Кучер не стал спорить, и карета свернула к востоку. Я смотрела в окно, стараясь не думать ни о чем. Но в мыслях назойливо крутились прощальные слова Марион: как будто ты надела маску, или сняла её…

Так надела или сняла?..

16. Чтобы узнать правду

Эйкедж был таким же небольшим городком, как и Линтон, в котором прошло мое детство. Карета въехала в главные ворота уже в сумерках, но я не волновалась – в городе была гостиница, там я и хотела переночевать, чтобы утром отправиться обратно. А матушка Бевина не откажется принять меня и вечером.

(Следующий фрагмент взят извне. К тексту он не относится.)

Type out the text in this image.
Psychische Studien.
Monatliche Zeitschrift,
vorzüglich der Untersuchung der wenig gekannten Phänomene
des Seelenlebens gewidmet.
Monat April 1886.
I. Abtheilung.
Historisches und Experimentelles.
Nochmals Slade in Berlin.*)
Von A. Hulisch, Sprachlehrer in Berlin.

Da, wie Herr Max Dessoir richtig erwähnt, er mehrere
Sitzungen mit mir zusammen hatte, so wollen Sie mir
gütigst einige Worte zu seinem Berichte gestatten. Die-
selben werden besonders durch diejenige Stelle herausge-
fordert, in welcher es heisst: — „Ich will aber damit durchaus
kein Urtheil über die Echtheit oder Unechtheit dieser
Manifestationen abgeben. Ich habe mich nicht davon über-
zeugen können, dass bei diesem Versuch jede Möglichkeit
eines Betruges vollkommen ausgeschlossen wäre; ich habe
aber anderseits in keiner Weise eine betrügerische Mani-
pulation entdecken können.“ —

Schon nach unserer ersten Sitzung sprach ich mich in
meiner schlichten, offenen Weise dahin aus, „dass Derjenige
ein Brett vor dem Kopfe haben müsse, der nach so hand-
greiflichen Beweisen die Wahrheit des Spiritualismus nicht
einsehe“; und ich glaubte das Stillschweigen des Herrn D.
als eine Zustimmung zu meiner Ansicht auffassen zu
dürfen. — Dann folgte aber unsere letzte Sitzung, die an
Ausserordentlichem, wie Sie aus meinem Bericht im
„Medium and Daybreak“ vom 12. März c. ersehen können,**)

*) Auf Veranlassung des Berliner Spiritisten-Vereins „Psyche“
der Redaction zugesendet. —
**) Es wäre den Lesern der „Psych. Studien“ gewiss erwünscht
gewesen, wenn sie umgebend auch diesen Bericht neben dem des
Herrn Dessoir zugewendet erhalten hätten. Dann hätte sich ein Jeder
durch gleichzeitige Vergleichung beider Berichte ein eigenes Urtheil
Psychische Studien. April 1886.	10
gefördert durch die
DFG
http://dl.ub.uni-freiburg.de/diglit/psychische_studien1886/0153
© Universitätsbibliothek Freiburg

Через пару дней я вернусь в столицу и брошу письмо с подтверждением в лицо колдуну. Пусть лопнет от злости, что его подлость не удалась, и не получилось очернить меня.

Подумав об этом, я испытала злую радость и тут же одернула себя.

Стоп, Эмили. Можно подумать, ты делаешь это ради колдуна. Нет, ты делаешь это ради своего честного имени, ради Аселина…

Но мысли об Аселине только добавили тревожности, и я постаралась прогнать их подальше. Об Аселине я подумаю… потом. А сейчас можно насладиться путешествием.

Открыв окно, я смотрела на извилистые мощеные улочки, пышные заросли желтых акаций, и радовалась, что сейчас увижу каменные стены пансиона. Увижу липовые аллеи, где гуляла с подругами… И шиповник, наверное, ещё не отцвел…

Расплатившись с кучером, я договорилась, что мы выезжаем завтра в шесть утра, взяла чемоданчик и дернула веревку колокольчика над низкими дверями пансиона.

Мне недолго пришлось стоять на крыльце – через две или три минуты дверь распахнулась, и молодая монахиня в сером платке и черном платье с белым воротничком, приветливо спросила, что мне угодно.

- Добрый вечер, - улыбнулась я ей. – Мое имя – Эмили Валентайн. Я обучалась в вашем пансионе, закончила его в прошлом году. Могу я видеть матушку Бевину?

- Матушку Бевину? – переспросила монахиня в замешательстве, и я похолодела – неужели настоятельница умерла?

Может, в этом тоже виноват колдун?!

- Матушка Бевина, - заговорила я, волнуясь, - настоятельница… Что с ней? Мне необходимо увидеть её.